Back in March when Observe & Report debuted at the SXSW Film Festival, director Jody Hill spent most of his time fending off journalists eager to draw connections between his second feature and the film that has so far turned out to be the surprise multiplex hit of this young year, Paul Blart: Mall Cop. But now that he's out on the publicity trail promoting the film in advance of its wide release this Friday, it seems that inquiring minds everywhere are less interested in how Seth Rogen is the anti-Blart and more interested in how Hill and his fellow University of North Carolina School of the Arts alumnus Danny McBride managed to conquer Hollywood. And while the story of Will Ferrell and Adam McKay discovering The Foot Fist Way after the 2006 Sundance Film Festival has been told umpteen times by now, the New York Times got Hill to open up about one of the major motivating factors that propelled him to success: his jealousy over the early-career success of David Gordon Green.

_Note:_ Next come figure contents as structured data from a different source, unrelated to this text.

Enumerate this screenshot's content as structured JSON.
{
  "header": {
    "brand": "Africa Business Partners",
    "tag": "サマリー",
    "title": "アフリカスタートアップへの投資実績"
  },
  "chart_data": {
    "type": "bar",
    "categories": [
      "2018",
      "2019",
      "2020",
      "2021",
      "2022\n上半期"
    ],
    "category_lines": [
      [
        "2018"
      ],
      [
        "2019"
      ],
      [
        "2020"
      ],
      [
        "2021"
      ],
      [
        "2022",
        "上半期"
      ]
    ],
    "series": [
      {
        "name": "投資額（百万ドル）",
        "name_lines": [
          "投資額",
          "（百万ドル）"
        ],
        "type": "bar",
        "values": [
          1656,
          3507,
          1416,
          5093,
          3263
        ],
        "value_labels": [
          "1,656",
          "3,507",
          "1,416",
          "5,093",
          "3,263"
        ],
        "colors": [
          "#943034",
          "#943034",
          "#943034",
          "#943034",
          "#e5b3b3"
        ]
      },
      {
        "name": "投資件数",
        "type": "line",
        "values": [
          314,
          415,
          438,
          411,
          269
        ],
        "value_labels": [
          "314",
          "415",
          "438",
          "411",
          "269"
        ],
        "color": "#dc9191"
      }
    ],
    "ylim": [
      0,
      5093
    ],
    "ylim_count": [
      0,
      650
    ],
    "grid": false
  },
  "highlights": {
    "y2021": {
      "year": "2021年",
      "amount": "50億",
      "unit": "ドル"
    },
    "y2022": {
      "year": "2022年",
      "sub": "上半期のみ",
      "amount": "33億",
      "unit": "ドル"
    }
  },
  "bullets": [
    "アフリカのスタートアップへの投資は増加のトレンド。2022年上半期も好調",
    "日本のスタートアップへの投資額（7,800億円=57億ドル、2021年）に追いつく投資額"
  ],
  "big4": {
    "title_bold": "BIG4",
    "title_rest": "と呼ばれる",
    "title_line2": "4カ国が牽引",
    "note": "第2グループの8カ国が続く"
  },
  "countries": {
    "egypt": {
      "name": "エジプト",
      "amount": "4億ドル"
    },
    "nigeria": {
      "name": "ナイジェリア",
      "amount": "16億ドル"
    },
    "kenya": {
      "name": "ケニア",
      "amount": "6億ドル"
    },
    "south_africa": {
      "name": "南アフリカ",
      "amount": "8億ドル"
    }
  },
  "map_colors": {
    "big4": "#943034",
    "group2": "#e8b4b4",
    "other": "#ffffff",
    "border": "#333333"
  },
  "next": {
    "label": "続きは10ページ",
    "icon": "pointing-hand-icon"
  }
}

As you may know, Hill was college buddies not only with Danny McBride, but also with the director Green and Ben Best (a co-writer of Foot Fist). After getting his degree, Hill moved out to Los Angeles and worked on crappy reality shows like The Mole while trying to make a name in town. Along the way, his old buddy Green started garnering critical acclaim for films like George Washington and All the Real Girls, fueling Hill's healthy competitive spirit:
“You would read about David, he’s off in France showing his film, and it’s like, what am I doing?” Mr. Hill said. “I would literally wake up in the middle of the night in these panics. Any of the girls I dated, I apologize.”
However, this (temporary) chasm between their levels of success didn't drive the two apart; rather, it inspired Hill, McBride, and Best to head back to North Carolina and shoot The Foot Fist Way with the $30,000 Hill had saved up since college. Green helped explain Hill's motivations to make it in Hollywood thusly: "I think that [competitive drive] comes from a kid that wants to punch something. It’s great to bring that hunger and anger and put it in a healthy place."
And while we're not sure we'd describe any of Hill's work as necessarily coming from a "healthy place," we're certainly excited to see how America reacts this weekend when they go to the movies expecting to see a Blart redux and instead come out of the theater seeing something that Variety has famously described as being "downright transgressive."